There are ways of approximating the solutions to the problem, though, by settling for fewer stable partnerships. Manlove, together with Glasgow colleague Rob Irving, has found he can guarantee that each individual has at least a fifty-fifty chance of finding a stable matching. Comforted? Thought not. Which leads us to:
Lesson in love 3: Be clear about where everybody stands, and don't rule anyone out.
A quick word of warning for the more daring reader. Researchers of the stable marriage problem have modelled three-way matching, a situation they refer to as "Man, woman and dog". It doesn't work: it's always NP-complete. "That's not too surprising," says Manlove. "If we have three parties the complexity increases radically."
Lesson in love 4: A ménage à trois can ruin things for everyone. Please refrain.
So what exactly motivates the average physicist, mathematician or computer scientist to have a stab at the stable marriage problem? Well, it's not a desire to sort out society's marital issues. In the messy world of human attachments, even the most complex mathematical models would struggle to account for the diversity of pressures and preferences we encounter in our search for a soulmate.
Instead, Manlove and Irving are experts in using the stable marriage problem to match medical students with residency vacancies in hospitals. Zhang applies it to economics, examining the marriage of supply with demand. Others use the maths to find the best candidate to fill job vacancies. Or with roaming robots working on a space station, it can help determine the best way to distribute battery recharging stations. Theo Nieuwenhuizen of the University of Amsterdam has used the stable marriage problem in his studies of solid-state physics, measuring the energy costs of pairing particles.

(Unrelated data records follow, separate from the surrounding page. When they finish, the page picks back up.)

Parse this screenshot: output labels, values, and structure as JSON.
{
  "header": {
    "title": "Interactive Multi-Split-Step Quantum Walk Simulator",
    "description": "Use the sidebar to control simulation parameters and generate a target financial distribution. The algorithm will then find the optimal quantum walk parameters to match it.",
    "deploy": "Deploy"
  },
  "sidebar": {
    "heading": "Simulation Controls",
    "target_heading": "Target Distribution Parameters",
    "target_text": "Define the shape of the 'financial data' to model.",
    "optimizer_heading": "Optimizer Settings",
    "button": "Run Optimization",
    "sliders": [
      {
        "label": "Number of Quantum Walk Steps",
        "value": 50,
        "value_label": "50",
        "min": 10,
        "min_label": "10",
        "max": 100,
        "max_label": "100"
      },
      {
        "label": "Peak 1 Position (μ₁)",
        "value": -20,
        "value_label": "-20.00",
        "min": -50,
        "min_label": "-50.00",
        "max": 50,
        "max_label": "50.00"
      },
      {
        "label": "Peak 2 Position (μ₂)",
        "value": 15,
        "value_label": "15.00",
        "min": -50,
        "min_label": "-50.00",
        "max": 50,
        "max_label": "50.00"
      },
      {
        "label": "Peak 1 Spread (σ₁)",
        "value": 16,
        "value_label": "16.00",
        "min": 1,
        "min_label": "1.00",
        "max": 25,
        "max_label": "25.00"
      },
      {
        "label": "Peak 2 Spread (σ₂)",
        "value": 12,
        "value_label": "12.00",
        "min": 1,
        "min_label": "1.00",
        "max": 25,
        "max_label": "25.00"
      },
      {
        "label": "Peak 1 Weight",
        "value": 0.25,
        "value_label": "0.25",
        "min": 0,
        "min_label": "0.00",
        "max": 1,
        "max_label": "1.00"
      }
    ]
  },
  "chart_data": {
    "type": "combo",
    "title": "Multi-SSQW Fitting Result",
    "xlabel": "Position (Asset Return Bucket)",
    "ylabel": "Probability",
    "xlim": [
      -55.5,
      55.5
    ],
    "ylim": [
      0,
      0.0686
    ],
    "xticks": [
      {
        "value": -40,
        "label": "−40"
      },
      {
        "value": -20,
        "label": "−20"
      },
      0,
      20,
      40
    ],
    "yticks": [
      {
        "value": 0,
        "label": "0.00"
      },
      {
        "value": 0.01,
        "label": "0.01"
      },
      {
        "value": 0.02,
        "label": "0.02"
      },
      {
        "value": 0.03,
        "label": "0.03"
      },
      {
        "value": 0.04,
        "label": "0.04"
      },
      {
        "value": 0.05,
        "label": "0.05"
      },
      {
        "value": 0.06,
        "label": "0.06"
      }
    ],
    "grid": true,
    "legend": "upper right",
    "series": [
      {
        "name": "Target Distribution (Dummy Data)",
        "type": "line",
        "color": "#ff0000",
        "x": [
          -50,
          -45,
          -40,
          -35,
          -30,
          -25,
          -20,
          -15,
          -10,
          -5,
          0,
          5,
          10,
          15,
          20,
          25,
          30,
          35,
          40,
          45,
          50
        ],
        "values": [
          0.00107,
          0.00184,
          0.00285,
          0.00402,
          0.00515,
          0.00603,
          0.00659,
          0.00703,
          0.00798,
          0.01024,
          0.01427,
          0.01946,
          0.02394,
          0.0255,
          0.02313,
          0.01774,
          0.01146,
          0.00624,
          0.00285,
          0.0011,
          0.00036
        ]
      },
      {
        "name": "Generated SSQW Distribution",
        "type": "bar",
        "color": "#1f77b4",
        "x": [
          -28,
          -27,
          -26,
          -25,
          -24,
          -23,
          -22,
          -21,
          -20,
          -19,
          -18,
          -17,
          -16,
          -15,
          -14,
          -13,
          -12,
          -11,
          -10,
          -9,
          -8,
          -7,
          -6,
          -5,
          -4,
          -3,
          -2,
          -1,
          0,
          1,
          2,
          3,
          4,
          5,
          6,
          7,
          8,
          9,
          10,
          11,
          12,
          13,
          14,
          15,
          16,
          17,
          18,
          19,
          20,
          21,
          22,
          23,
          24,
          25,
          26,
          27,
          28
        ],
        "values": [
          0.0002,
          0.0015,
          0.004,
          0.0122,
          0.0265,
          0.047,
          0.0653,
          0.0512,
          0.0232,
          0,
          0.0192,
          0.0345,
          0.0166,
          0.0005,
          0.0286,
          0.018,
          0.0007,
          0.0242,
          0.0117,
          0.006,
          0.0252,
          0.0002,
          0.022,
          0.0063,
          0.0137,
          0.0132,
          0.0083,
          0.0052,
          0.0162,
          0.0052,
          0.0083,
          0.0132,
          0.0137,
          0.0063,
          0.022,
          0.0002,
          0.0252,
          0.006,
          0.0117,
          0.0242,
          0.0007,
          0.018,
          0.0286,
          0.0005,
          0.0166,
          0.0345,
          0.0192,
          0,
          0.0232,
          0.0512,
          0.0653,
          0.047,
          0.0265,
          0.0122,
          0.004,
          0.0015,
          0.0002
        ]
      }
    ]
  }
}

But physicists have feelings too. In 1998 Nieuwenhuizen wrote a paper entitled "The Marriage Problem and the Fate of Bachelors" (Physica A, vol 252, p 178). "I had been alone a long time when I wrote this," he says. In the paper he shows that the main equation imposes a cost on society whenever two people form a couple rather than remaining as individuals. This, he says, proves that remaining single is not just dependent on the bachelor's qualities (or lack of them), but also on the way society is structured:
Lesson in love 5: The maths can always show it's somebody else's fault.
"I was thinking, 'Is it me, or is it the situation?'" Nieuwenhuizen recalls. "But I showed that the problem of remaining single depends on an exponent related to society, not to me. That made me feel a lot better." It's not medicine, or even time: it's maths that heals a broken heart.
From New Scientist magazine, 28 October 2000.